La SARL L’AGENCE VALENTIN a constitué avocat.
Par conclusions enregistrées les 29 janvier 2025 et 07 mars 2025, elle demande de :
— Lui donner acte de ce qu’elle ne s’oppose pas à une mesure d’expertise aux frais avancés des demandeurs tous droits et moyens réservés ;
— Condamner les demandeurs en tous les frais et dépens.
Monsieur [H] [Y] et Madame [A] [P] épouse [Y] ont constitué avocat.
Par conclusions enregistrées le 04 février 2025, ils demandent de :
— Débouter Monsieur [S] [C] [G] et Madame [I] [B] épouse [G] de l’intégralité de leur fin et prétention dirigées contre Monsieur [H] [Y] et Madame [A] [P] épouse [Y] ;
A titre subsidiaire par extraordinaire et impossible :
— Donner acte aux consorts [Y] qu’ils ne s’opposeront pas aux demandes d’expertise présentées par les consorts [G] sous toute réserve et protestation d’usage;
— Ordonner une mesure d’expertise judiciaire et désigner tel expert qu’il plaira au Juge des référés pour y procéder ;
En tout état de cause :
— Condamner les demandeurs aux entiers frais et dépens de la présente instance ;
— Condamner les consorts [G] à payer aux consorts [Y] à une somme de
1 500 euros par application des dispositions de l’article 700 du Code de procédure civile.
Par conclusions enregistrées le 04 mars 2025, Monsieur [S] [C] [G] et Madame [I] [B] épouse [G] reprennent les termes de l’assignation et demandent en outre au Juge des référés de :
— Donner acte à la SARL L’AGENCE VALENTIN de ses protestations et réserves d’usage;
— Débouter Monsieur [H] [Y] et Madame [A] [P] épouse [Y] de leurs prétentions, fins, moyens et conclusions.
MOTIFS DE LA DÉCISION
Sur la procédure
Les demandes tendant à voir constater, donner acte ou dire qui ne relèvent pas d’un droit spécifique au profit de celui qui la présente, n’étant pas des prétentions au sens de l’article 4 du Code de procédure civile, ne donneront pas lieu à mention au dispositif de la présente ordonnance.
Sur la demande d’expertise
Aux termes de l’article 145 du Code de procédure civile : « S’il existe un motif légitime de conserver ou d’établir avant tout procès la preuve de faits dont pourrait dépendre la solution d’un litige, les mesures d’instruction légalement admissibles peuvent être ordonnées à la demande de tout intéressé, sur requête ou en référé ».
Le demandeur à la mesure d’instruction n’a pas à démontrer l’existence des faits qu’il invoque puisque cette mesure in futurum est justement destinée à les établir, mais il doit justifier d’éléments rendant crédibles ses suppositions et démontrer que le litige potentiel n’est pas manifestement voué à l’échec, la mesure devant être de nature à améliorer sa situation probatoire.
En l’espèce, par acte du 02 mars 2022, Monsieur [S] [C] [G] et Madame [I] [B] épouse [G] ont fait l’acquisition auprès de Monsieur [H] [Y] et Madame [A] [P] épouse [Y] d’une maison d’habitation sise [Adresse 2] à [Localité 10], cadastrée section [Cadastre 4] n° [Cadastre 6]. La vente a été effectuée par l’intermédiaire de la société L’AGENCE VALENTIN.
Monsieur [S] [C] [G] et Madame [I] [B] épouse [G] produisent un rapport d’ARDF EST du 24 août 2023 dans lequel il est constaté : " Désordre n°1 : L’inspection par caméra thermographique permet de mettre en évidence des ponts thermiques à l’emplacement des désordres.

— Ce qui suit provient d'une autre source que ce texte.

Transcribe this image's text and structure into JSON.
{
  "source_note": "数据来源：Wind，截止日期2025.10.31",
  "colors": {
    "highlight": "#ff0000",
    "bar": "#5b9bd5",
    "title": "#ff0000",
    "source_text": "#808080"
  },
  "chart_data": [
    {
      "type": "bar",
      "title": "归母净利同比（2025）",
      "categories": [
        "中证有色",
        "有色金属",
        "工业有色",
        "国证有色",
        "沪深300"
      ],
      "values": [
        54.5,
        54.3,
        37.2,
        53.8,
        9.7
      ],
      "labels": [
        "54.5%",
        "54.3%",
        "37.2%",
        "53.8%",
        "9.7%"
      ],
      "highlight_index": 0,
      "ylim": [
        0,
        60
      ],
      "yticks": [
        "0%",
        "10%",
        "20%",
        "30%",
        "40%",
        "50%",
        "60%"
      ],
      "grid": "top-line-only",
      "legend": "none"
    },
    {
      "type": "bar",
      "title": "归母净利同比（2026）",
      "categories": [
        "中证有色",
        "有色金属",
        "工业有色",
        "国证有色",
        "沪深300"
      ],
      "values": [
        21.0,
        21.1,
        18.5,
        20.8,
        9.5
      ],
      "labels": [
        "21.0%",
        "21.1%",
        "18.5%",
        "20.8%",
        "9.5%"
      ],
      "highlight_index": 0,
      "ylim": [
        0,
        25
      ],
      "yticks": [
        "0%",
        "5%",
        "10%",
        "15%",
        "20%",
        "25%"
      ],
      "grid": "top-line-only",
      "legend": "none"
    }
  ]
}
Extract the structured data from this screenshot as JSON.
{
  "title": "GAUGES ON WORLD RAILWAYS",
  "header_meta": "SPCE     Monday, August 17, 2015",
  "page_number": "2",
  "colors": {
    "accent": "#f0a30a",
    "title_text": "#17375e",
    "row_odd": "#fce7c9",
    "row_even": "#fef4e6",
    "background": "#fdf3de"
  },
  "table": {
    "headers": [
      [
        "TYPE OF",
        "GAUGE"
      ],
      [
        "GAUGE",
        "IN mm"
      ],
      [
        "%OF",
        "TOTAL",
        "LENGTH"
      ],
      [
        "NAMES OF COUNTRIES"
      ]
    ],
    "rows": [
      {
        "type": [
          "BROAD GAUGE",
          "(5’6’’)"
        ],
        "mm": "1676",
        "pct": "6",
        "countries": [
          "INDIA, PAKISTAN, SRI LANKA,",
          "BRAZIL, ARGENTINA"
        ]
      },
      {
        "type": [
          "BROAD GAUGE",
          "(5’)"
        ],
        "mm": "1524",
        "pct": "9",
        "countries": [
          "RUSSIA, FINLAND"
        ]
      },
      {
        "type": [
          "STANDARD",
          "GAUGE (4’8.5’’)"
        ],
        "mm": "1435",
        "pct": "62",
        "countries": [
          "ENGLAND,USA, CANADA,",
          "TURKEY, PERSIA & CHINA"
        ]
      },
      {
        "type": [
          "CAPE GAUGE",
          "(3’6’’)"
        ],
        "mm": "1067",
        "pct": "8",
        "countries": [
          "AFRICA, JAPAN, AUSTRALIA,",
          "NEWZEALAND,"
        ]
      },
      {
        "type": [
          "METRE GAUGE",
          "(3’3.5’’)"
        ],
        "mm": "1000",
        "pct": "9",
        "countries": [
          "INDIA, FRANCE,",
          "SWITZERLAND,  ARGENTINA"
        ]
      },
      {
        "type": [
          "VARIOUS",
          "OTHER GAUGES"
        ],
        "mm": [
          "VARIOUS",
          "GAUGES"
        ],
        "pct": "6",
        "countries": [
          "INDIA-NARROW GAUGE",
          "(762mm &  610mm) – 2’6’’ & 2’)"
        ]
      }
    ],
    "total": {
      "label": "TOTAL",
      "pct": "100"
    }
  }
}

Nous constatons que la température de la paroi se rapproche de celle du point de rosé (temp. paroi 24,3°C, temp. point de rosé 17,8°C).
Lorsque la température de la paroi est inférieure ou égale à celle du point de rosé, de la condensation se forme. Par temps plus froid que lors de notre intervention (30°C), la température de la paroi passera sous le point de rose. La condensation se formera également lorsque le taux d’humidité dans l’air ambiant va augmenter (cuisson pour les cuisines, temps de sommeil pour les chambres, utilisation des appareils sanitaires pour les pièces d’eau, …).
Nous notons la présence de points d’eau WC et douche dans la partie garage.
Nous ne constatons aucun dispositif d’entrée d’air dans le garage permettant l’apport d’air frais. Nous mesurons un débit d’extraction nul sur les deux grilles d’extractions dans la partie garage. Nous constatons que le moteur VMC est hors service. Nous remarquons que toutes les conduites de ventilation ne sont pas conformes à la réglementation. En effet les conduites de ventilation qui évacuent de l’air vicié dans une partie non chauffé (ici les combles) doivent être isolées, ce n’est pas le cas ici. La formation de condensation dans les conduites à probablement causé la défaillance du moteur mais également l’obstruction des conduites par la rétention d’eau.
Désordre n°2 : Mise en eau colorée (Luminol) de la terrasse au droit des désordres, aucune infiltration de colorant n’a été constatée.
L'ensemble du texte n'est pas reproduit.